The Reddit post referenced showed part of a lengthy April 16 2023 tweet from the account @CalltoActivism:

A photograph of Thomas was included alongside the tweet’s text, but no links were provided. It claimed:

MORE TROUBLE FOR CLARENCE THOMAS.

JUST IN: Clarence Thomas has claimed income from a defunct real estate firm for almost two decades.

The company — a Nebraska real estate firm launched in the 1980s by his wife and her relatives — has not existed since 2006.

The company was replaced by Ginger Holdings, LLC, though Thomas has continued to report between $50,000 and $100,000 annually from the defunct company on his financial disclosure forms.
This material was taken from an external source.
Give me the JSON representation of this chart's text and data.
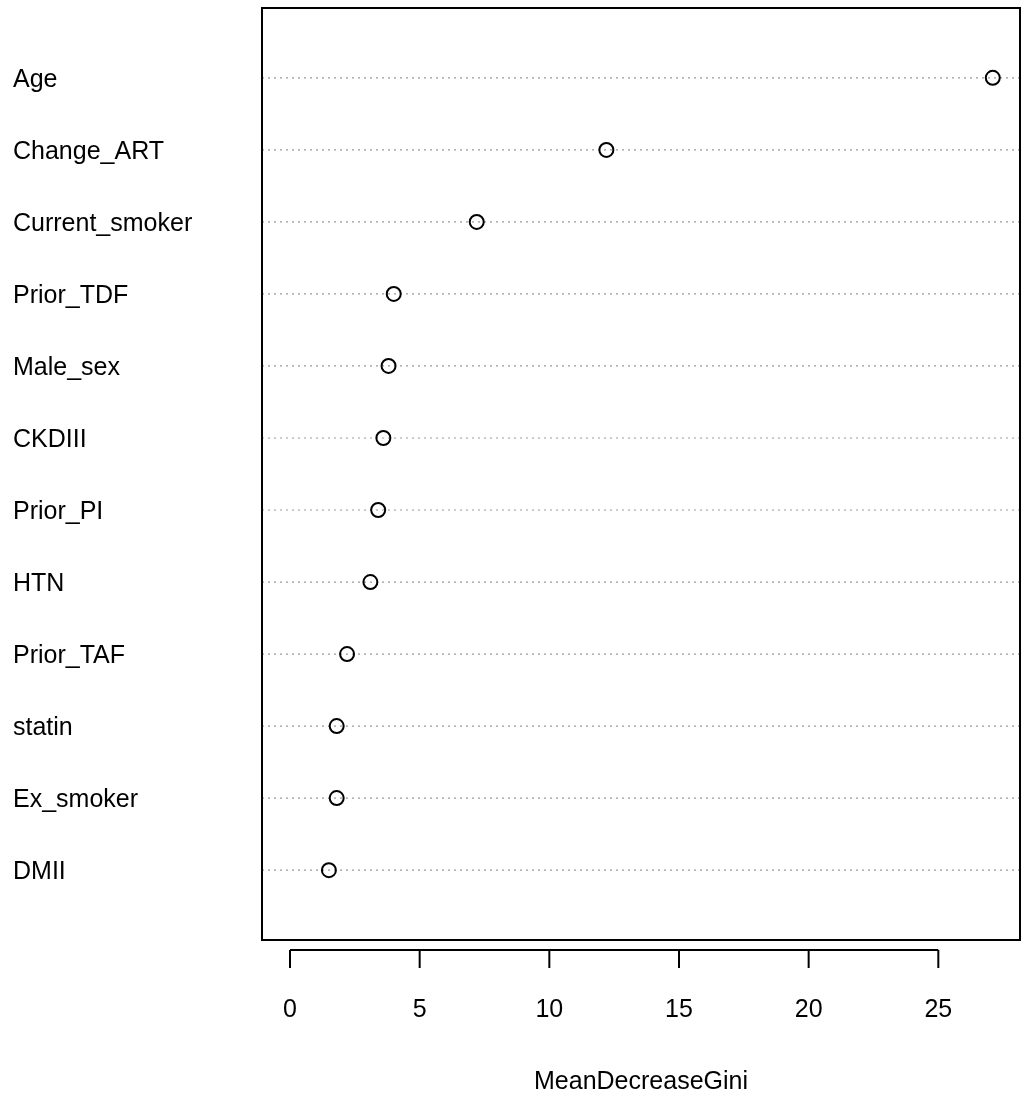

Along with other errors and omissions over the years, this prompts concerns about his accuracy in reporting his finances to the public. This should be the LAST straw.

ENOUGH IS ENOUGH.

A FULL investigation into his finances must happen and Clarence Thomas should be held accountable. Otherwise our laws or respect for the court means nothing.

IMPEACH CLARENCE THOMAS!

@CalltoActivism’s tweet was viewed over three million times. A similar tweet from author Keith Boykin made similar claims. However, Boykin included a link to a Washington Post article:

On April 16 2023, the Washington Post published “Clarence Thomas has for years claimed income from a defunct real estate firm.” That reporting was behind a soft paywall, limiting public access.

It attributed the claim to the paper’s firsthand review of documents, reporting:

Over the last two decades, Supreme Court Justice Clarence Thomas has reported on required financial disclosure forms that his family received rental income totaling hundreds of thousands of dollars from a firm called Ginger, Ltd., Partnership.
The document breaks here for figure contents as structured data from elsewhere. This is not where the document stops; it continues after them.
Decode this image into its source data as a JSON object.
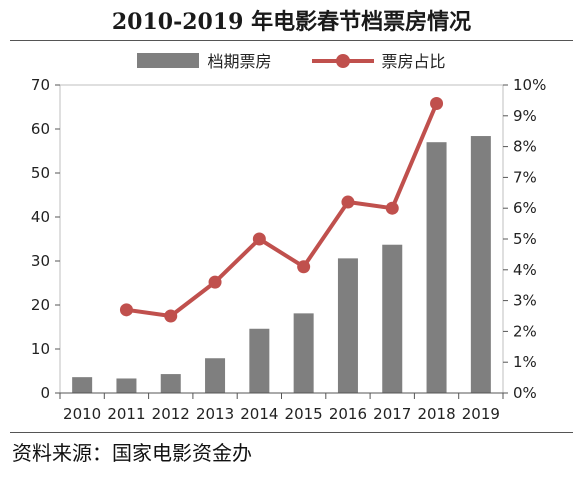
{
  "chart_data": {
    "type": "bar",
    "title": "2010-2019 年电影春节档票房情况",
    "categories": [
      "2010",
      "2011",
      "2012",
      "2013",
      "2014",
      "2015",
      "2016",
      "2017",
      "2018",
      "2019"
    ],
    "series": [
      {
        "name": "档期票房",
        "type": "bar",
        "axis": "left",
        "color": "#7f7f7f",
        "values": [
          3.6,
          3.3,
          4.3,
          7.9,
          14.6,
          18.1,
          30.6,
          33.7,
          57.0,
          58.4
        ]
      },
      {
        "name": "票房占比",
        "type": "line",
        "axis": "right",
        "color": "#c0504d",
        "values": [
          null,
          2.7,
          2.5,
          3.6,
          5.0,
          4.1,
          6.2,
          6.0,
          9.4,
          null
        ]
      }
    ],
    "y_left": {
      "min": 0,
      "max": 70,
      "ticks": [
        "0",
        "10",
        "20",
        "30",
        "40",
        "50",
        "60",
        "70"
      ]
    },
    "y_right": {
      "min": 0,
      "max": 10,
      "ticks": [
        "0%",
        "1%",
        "2%",
        "3%",
        "4%",
        "5%",
        "6%",
        "7%",
        "8%",
        "9%",
        "10%"
      ]
    },
    "grid": false,
    "legend": "top"
  },
  "source": "资料来源：国家电影资金办"
}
But that company — a Nebraska real estate firm launched in the 1980s by his wife and her relatives — has not existed since 2006.
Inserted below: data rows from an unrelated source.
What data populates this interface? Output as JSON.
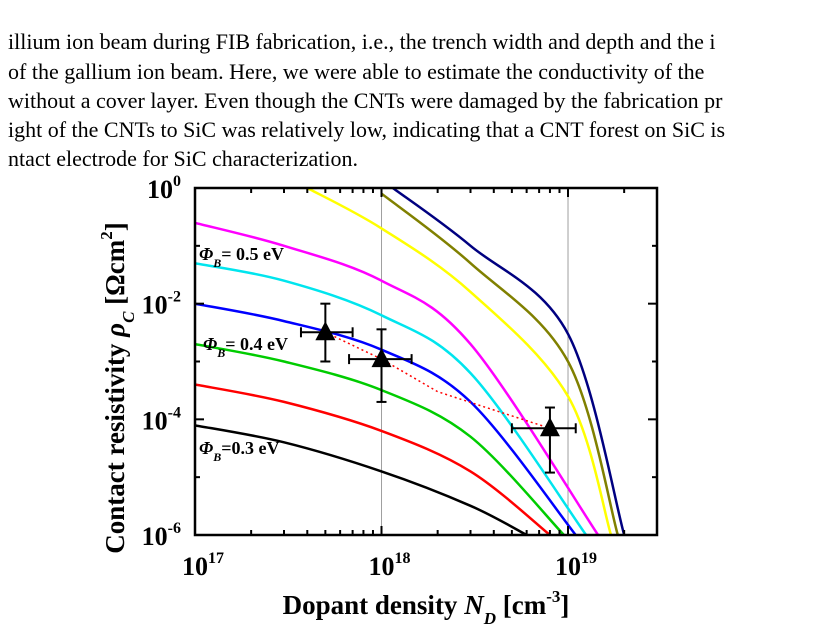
{
  "paragraph_lines": [
    "illium ion beam during FIB fabrication, i.e., the trench width and depth and the i",
    "of the gallium ion beam. Here, we were able to estimate the conductivity of the",
    "without a cover layer. Even though the CNTs were damaged by the fabrication pr",
    "ight of the CNTs to SiC was relatively low, indicating that a CNT forest on SiC is",
    "ntact electrode for SiC characterization."
  ],
  "chart_data": {
    "type": "line",
    "xlabel": "Dopant density N_D [cm^-3]",
    "ylabel": "Contact resistivity ρ_C [Ωcm^2]",
    "x_scale": "log",
    "y_scale": "log",
    "xlim": [
      1e+17,
      3e+19
    ],
    "ylim": [
      1e-06,
      1
    ],
    "x_ticks": [
      {
        "base": "10",
        "exp": "17"
      },
      {
        "base": "10",
        "exp": "18"
      },
      {
        "base": "10",
        "exp": "19"
      }
    ],
    "y_ticks": [
      {
        "base": "10",
        "exp": "0"
      },
      {
        "base": "10",
        "exp": "-2"
      },
      {
        "base": "10",
        "exp": "-4"
      },
      {
        "base": "10",
        "exp": "-6"
      }
    ],
    "grid": true,
    "annotations": [
      {
        "symbol": "Φ",
        "sub": "B",
        "text": "= 0.5 eV"
      },
      {
        "symbol": "Φ",
        "sub": "B",
        "text": "= 0.4 eV"
      },
      {
        "symbol": "Φ",
        "sub": "B",
        "text": "=0.3 eV"
      }
    ],
    "series": [
      {
        "color": "#000000",
        "x": [
          1e+17,
          3e+17,
          1e+18,
          3e+18,
          6e+18
        ],
        "y": [
          7.9e-05,
          4e-05,
          1.26e-05,
          3.2e-06,
          1e-06
        ]
      },
      {
        "color": "#ff0000",
        "x": [
          1e+17,
          3e+17,
          1e+18,
          3e+18,
          8e+18
        ],
        "y": [
          0.0004,
          0.0002,
          6.3e-05,
          1.26e-05,
          1e-06
        ]
      },
      {
        "color": "#00cc00",
        "x": [
          1e+17,
          3e+17,
          1e+18,
          3e+18,
          9.5e+18
        ],
        "y": [
          0.002,
          0.001,
          0.00032,
          5e-05,
          1e-06
        ]
      },
      {
        "color": "#0000ff",
        "x": [
          1e+17,
          3e+17,
          1e+18,
          3e+18,
          1.1e+19
        ],
        "y": [
          0.01,
          0.005,
          0.0016,
          0.0002,
          1e-06
        ]
      },
      {
        "color": "#00e5ee",
        "x": [
          1e+17,
          3e+17,
          1e+18,
          3e+18,
          1.25e+19
        ],
        "y": [
          0.05,
          0.025,
          0.0063,
          0.00063,
          1e-06
        ]
      },
      {
        "color": "#ff00ff",
        "x": [
          1e+17,
          3e+17,
          1e+18,
          3e+18,
          1.45e+19
        ],
        "y": [
          0.25,
          0.1,
          0.025,
          0.002,
          1e-06
        ]
      },
      {
        "color": "#ffff00",
        "x": [
          4e+17,
          1e+18,
          3e+18,
          1e+19,
          1.7e+19
        ],
        "y": [
          1,
          0.2,
          0.016,
          0.00025,
          1e-06
        ]
      },
      {
        "color": "#808000",
        "x": [
          1e+18,
          3e+18,
          1e+19,
          1.85e+19
        ],
        "y": [
          0.8,
          0.05,
          0.001,
          1e-06
        ]
      },
      {
        "color": "#000080",
        "x": [
          1.15e+18,
          3e+18,
          1e+19,
          2e+19
        ],
        "y": [
          1,
          0.1,
          0.003,
          1e-06
        ]
      }
    ],
    "fit_line": {
      "color": "#ff0000",
      "style": "dotted",
      "x": [
        5e+17,
        1e+18,
        2e+18,
        8e+18
      ],
      "y": [
        0.0032,
        0.0011,
        0.0003,
        7e-05
      ]
    },
    "measurements": [
      {
        "x": 5e+17,
        "y": 0.0032,
        "x_err": [
          3.7e+17,
          7e+17
        ],
        "y_err": [
          0.001,
          0.01
        ]
      },
      {
        "x": 1e+18,
        "y": 0.0011,
        "x_err": [
          6.7e+17,
          1.45e+18
        ],
        "y_err": [
          0.0002,
          0.0036
        ]
      },
      {
        "x": 8e+18,
        "y": 7e-05,
        "x_err": [
          5e+18,
          1.1e+19
        ],
        "y_err": [
          1.2e-05,
          0.00016
        ]
      }
    ]
  }
}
That year, the family real estate company was shut down and a separate firm was created, state incorporation records show. The similarly named firm assumed control of the shuttered company’s land leasing business, according to property records.

Since that time, however, Thomas has continued to report income from the defunct company — between $50,000 and $100,000 annually in recent years — and there is no mention of the newer firm, Ginger Holdings, LLC, on the forms.

Immediately thereafter, it reported that the “previously unreported misstatement might be dismissed as a paperwork error … among a series of errors and omissions that Thomas has made on required annual financial disclosure forms over the past several decades.”

That particular element of the article led to Twitter discourse over whether the findings were of concern. An exchange between two accounts summarized the debate:

“Wait, he was reporting income and ostensibly paying tax on it? And you’re saying it didn’t exist? I’m failing to see the crime here. Overpaying taxes maybe.”

“Is this the part we pretend that when you pay taxes on something that doesn’t exist it’s usually to account for the increase in income.. how do you not see the issue? That means you got paid more money for something and needed a reason to account for it with the IRS[.]”

On April 16 2023, several popular social media posts featured claims that Supreme Court Justice Clarence Thomas “claimed income from a defunct real estate firm for almost two decades,” not long after Thomas’ financial relationship with Harlan Crow was first reported by ProPublica. Two of the most popular posts did not include a source for the claims. On that date, the Washington Post published an article about the income based on the publication’s firsthand access to documents in support of the claim. The Washington Post‘s limited access to readers without subscriptions further affected public understanding of the report — an information vacuum which was immediately leveraged by disinformation purveyors.